[Haskell-cafe] Re: Channel9 Interview: Software Composability and theFu ture of Languages

Bill Wood william.wood3 at comcast.net
Wed Jan 31 05:27:47 EST 2007


On Wed, 2007-01-31 at 08:45 +0000, Magnus Therning wrote:
   . . .
> Nneither way may be "natural", but imperative thinking is extremely
> common in society, I'd say much more than "functional" thinking.  Just
> think of cooking recipes, IKEA instructions, all the algorithms tought
> in math classes in grade school.  I doubt that we'll ever see functional
> thinking tought alongside imperative thinking in lower grades in school.
> 
> It could even be that the development of the human brain as we
> grow up reaches a state where it can handle imperative thinking before
> it can handle functional thinking (I bet there's a reason why astronauts
> have step-wise instructions rather than a set of "functions").
> 
> All I'm trying to say is that imperative thinking is so common outside
> of CS/math and we learn it so early on in life that we probably can
> consider it the "natural thinking way".

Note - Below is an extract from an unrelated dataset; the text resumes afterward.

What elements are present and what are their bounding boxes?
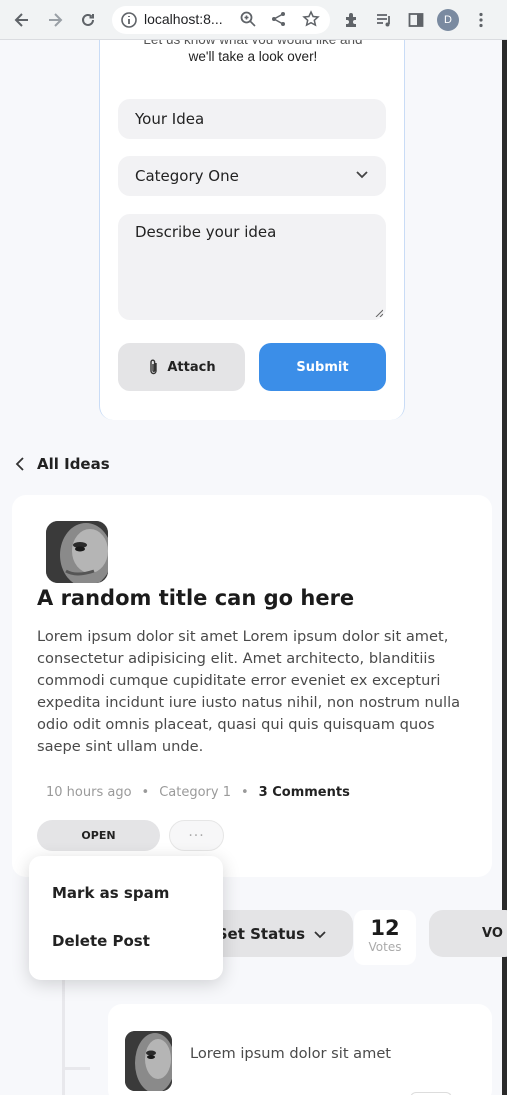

I think you're quite right here.  There's a reason that so much of
Artificial Intelligence research dealt with Planning, Procedural
Knowledge, and Temporal Reasoning.  The so-called "Frame Problem" would
not have been such a research topic if it weren't for the importance
that many researchers placed on reasoning about state change.

On the other hand work on declarative knowledge focused on taxonomic
hierarchies and semantic nets, which dealt mostly with structural
knowledge.  A common view was that the two sorts of knowledge
complemented each other, and corresponded in a natural way to intuitions
(and some epistemological theory) about human reasoning.